Happy Holidays to all.
Megan McArdle has an interesting post, somewhat meladramatically titled “Why pilot projects fail.”
Many of her points are well-taken. Indeed these comprise classic matters within the discipline of program evaluation. An excellent efficacy trial of a highly-resourced boutique intervention implemented under ideal conditions by uniquely motivated staff serving a highly compliant and homogeneous population won’t scale-up with similar results within the messy world of actual practice. The people I know who design early-childhood, health insurance, and violence prevention interventions spend a lot of time considering the challenges McArdle discusses.
Any policymaker, advocate, or evaluator who hasn’t internalized this reality is making a huge mistake. It’s all too easy to oversell what a given intervention is likely to accomplish. Of course the typical preschool intervention won’t be as effective as (say) the famous Perry Preschool intervention or related best-practice examples. Head Start requires various improvements and adjustment. Evaluated by the proper effectiveness standard, Head Start is still a worthy and valuable program that has amply justified its costs.

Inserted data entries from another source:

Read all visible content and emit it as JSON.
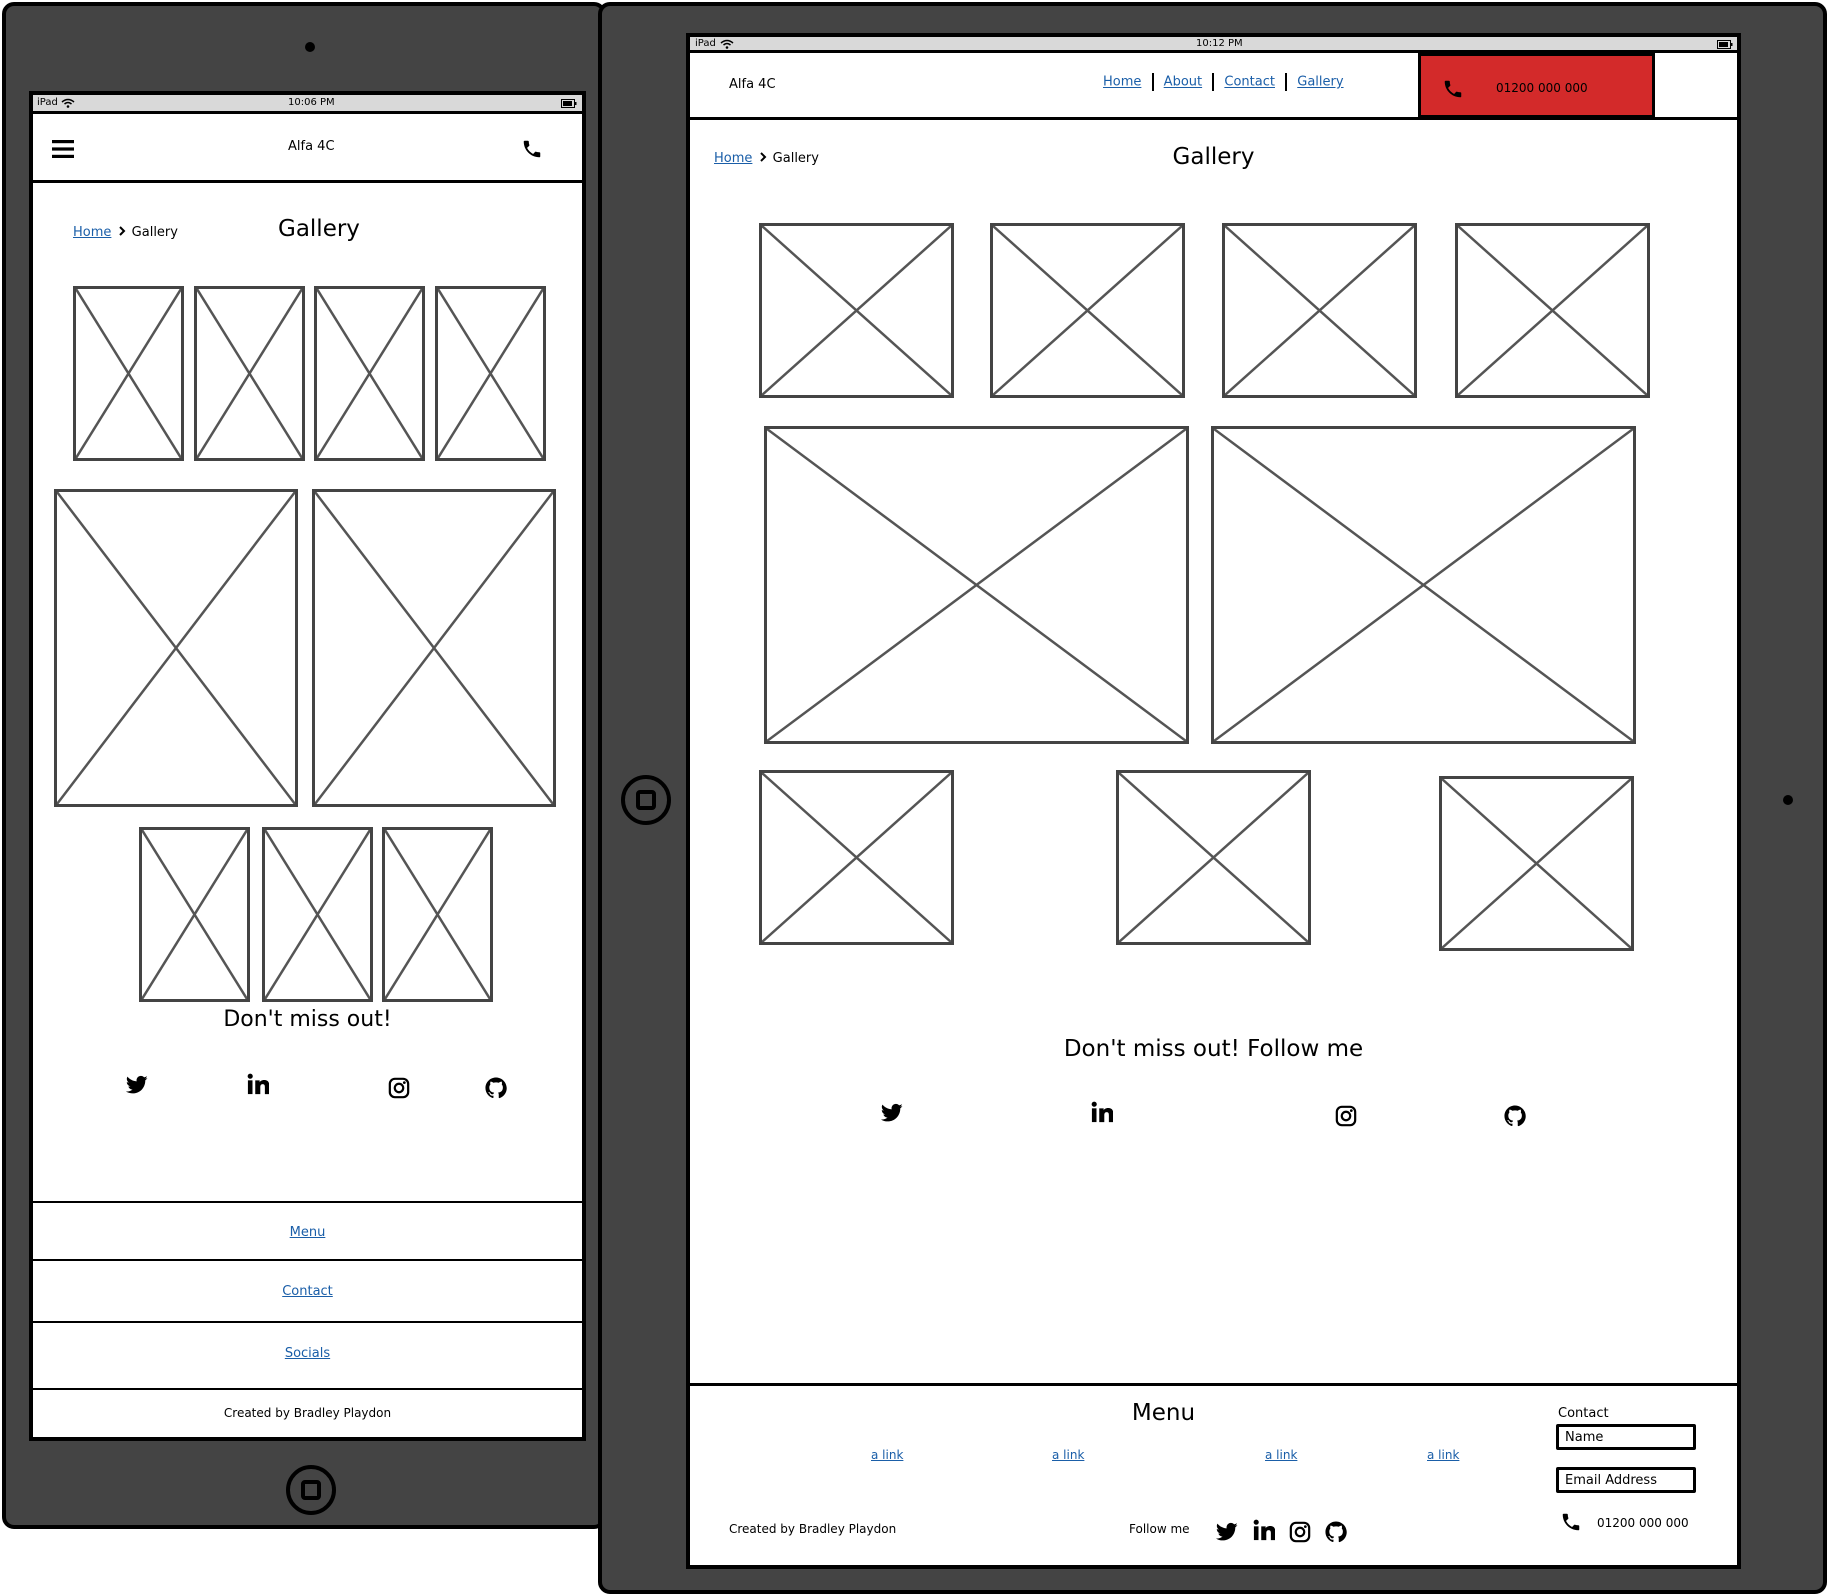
{
  "phone": {
    "status": {
      "device": "iPad",
      "time": "10:06 PM"
    },
    "header": {
      "title": "Alfa 4C"
    },
    "breadcrumb": {
      "home": "Home",
      "current": "Gallery"
    },
    "page_title": "Gallery",
    "social_heading": "Don't miss out!",
    "footer_links": [
      "Menu",
      "Contact",
      "Socials"
    ],
    "credit": "Created by Bradley Playdon"
  },
  "tablet": {
    "status": {
      "device": "iPad",
      "time": "10:12 PM"
    },
    "header": {
      "title": "Alfa 4C",
      "nav": [
        "Home",
        "About",
        "Contact",
        "Gallery"
      ],
      "phone_number": "01200 000 000"
    },
    "breadcrumb": {
      "home": "Home",
      "current": "Gallery"
    },
    "page_title": "Gallery",
    "social_heading": "Don't miss out! Follow me",
    "footer": {
      "menu_title": "Menu",
      "links": [
        "a link",
        "a link",
        "a link",
        "a link"
      ],
      "credit": "Created by Bradley Playdon",
      "follow_label": "Follow me",
      "contact_title": "Contact",
      "name_field": "Name",
      "email_field": "Email Address",
      "phone_number": "01200 000 000"
    }
  },
  "colors": {
    "device_body": "#444444",
    "call_button": "#d32a2a",
    "link": "#1a5ea8",
    "status_bar": "#d9d9d9"
  },
  "icons": [
    "menu-icon",
    "phone-icon",
    "twitter-icon",
    "linkedin-icon",
    "instagram-icon",
    "github-icon",
    "wifi-icon",
    "battery-icon",
    "chevron-right-icon",
    "home-button-icon"
  ]
}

I spend much of my own time designing and implementing various pilot projects. Some succeed. Some fail. Some really aren’t designed with that straightforward metric from the get-go. Indeed it’s worth considering what one is really trying to do in this kind of policy and social science research. (An excellent NBER working paper by Jens Ludwig, Jeffrey Kling, and Sendhil Mullainathan provides the best recent discussions of these concerns. It rewards a close read.)

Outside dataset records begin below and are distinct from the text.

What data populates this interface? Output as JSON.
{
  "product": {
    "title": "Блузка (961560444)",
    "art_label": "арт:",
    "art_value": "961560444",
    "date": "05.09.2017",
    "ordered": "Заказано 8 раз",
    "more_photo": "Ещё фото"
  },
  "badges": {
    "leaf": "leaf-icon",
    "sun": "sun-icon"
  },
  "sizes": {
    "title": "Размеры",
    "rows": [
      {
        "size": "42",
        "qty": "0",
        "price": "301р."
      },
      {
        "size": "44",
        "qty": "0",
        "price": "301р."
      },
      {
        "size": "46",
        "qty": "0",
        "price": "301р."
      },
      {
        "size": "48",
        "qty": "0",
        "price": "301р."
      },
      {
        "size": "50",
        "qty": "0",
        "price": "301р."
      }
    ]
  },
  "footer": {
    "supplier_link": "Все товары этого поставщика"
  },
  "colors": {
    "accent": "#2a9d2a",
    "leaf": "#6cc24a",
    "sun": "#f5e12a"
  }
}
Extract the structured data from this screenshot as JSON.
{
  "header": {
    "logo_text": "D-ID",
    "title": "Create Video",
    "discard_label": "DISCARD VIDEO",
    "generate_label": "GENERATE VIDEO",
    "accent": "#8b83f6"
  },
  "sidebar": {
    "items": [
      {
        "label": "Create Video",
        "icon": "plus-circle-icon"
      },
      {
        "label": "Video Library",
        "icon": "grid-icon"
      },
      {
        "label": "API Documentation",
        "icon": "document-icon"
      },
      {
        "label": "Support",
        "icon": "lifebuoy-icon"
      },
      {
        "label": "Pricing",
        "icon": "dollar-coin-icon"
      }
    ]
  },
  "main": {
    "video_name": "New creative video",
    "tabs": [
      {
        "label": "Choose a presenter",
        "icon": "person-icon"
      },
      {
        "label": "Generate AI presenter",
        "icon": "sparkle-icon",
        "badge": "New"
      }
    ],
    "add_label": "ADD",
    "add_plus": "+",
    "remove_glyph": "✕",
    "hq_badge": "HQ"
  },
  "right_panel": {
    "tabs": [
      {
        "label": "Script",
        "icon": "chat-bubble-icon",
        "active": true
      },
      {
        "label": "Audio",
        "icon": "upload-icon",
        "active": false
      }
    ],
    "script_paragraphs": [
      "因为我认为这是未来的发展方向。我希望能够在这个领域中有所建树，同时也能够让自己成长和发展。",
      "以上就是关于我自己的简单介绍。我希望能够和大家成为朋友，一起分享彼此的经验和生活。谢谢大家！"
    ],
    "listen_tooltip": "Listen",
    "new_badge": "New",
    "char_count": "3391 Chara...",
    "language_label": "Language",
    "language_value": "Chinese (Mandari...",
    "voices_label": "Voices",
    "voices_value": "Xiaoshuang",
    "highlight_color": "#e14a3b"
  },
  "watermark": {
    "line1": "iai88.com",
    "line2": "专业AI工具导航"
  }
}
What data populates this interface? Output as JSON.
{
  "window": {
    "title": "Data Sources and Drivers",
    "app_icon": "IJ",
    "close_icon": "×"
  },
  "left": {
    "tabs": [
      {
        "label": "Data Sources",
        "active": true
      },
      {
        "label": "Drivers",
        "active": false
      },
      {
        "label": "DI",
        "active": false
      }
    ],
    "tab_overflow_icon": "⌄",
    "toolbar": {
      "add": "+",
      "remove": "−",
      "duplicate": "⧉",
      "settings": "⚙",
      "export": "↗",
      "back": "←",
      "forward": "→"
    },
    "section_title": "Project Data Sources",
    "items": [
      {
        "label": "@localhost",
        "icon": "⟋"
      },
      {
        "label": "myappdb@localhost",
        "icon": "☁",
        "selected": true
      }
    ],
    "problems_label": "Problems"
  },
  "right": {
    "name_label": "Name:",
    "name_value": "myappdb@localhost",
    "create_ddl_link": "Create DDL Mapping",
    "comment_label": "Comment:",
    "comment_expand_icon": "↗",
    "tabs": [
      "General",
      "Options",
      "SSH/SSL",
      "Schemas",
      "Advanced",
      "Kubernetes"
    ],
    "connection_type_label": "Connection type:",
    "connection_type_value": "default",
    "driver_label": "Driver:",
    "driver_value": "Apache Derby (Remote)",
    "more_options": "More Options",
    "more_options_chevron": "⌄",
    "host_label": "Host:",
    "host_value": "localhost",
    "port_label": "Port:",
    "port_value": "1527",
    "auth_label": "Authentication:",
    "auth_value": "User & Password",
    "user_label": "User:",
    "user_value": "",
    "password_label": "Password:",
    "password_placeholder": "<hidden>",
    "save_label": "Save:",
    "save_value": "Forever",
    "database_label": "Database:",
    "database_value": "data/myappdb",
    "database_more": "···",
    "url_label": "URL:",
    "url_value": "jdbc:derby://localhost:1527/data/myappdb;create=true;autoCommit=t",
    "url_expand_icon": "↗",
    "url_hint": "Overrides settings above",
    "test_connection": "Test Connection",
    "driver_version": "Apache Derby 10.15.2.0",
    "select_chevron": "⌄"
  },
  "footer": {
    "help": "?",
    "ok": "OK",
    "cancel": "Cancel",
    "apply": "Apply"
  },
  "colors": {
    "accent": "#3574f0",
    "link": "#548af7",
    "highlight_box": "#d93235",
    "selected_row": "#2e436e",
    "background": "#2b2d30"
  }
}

One reason to perform an ideal-case intervention is to provide an upper-bound estimate of what can realistically be accomplished. David Olds’ noted research on nurse home visitation for young disadvantaged pregnant women and new moms showed that a terrific program could help reduce some markers of child abuse and neglect, and could reduce the incidence of rapid subsequent unintended pregnancies. The same intervention did essentially nothing to reduce the incidence of low birth weight deliveries. That is useful information to understand the potential impacts and limitations of real-world programs that seek the same goals.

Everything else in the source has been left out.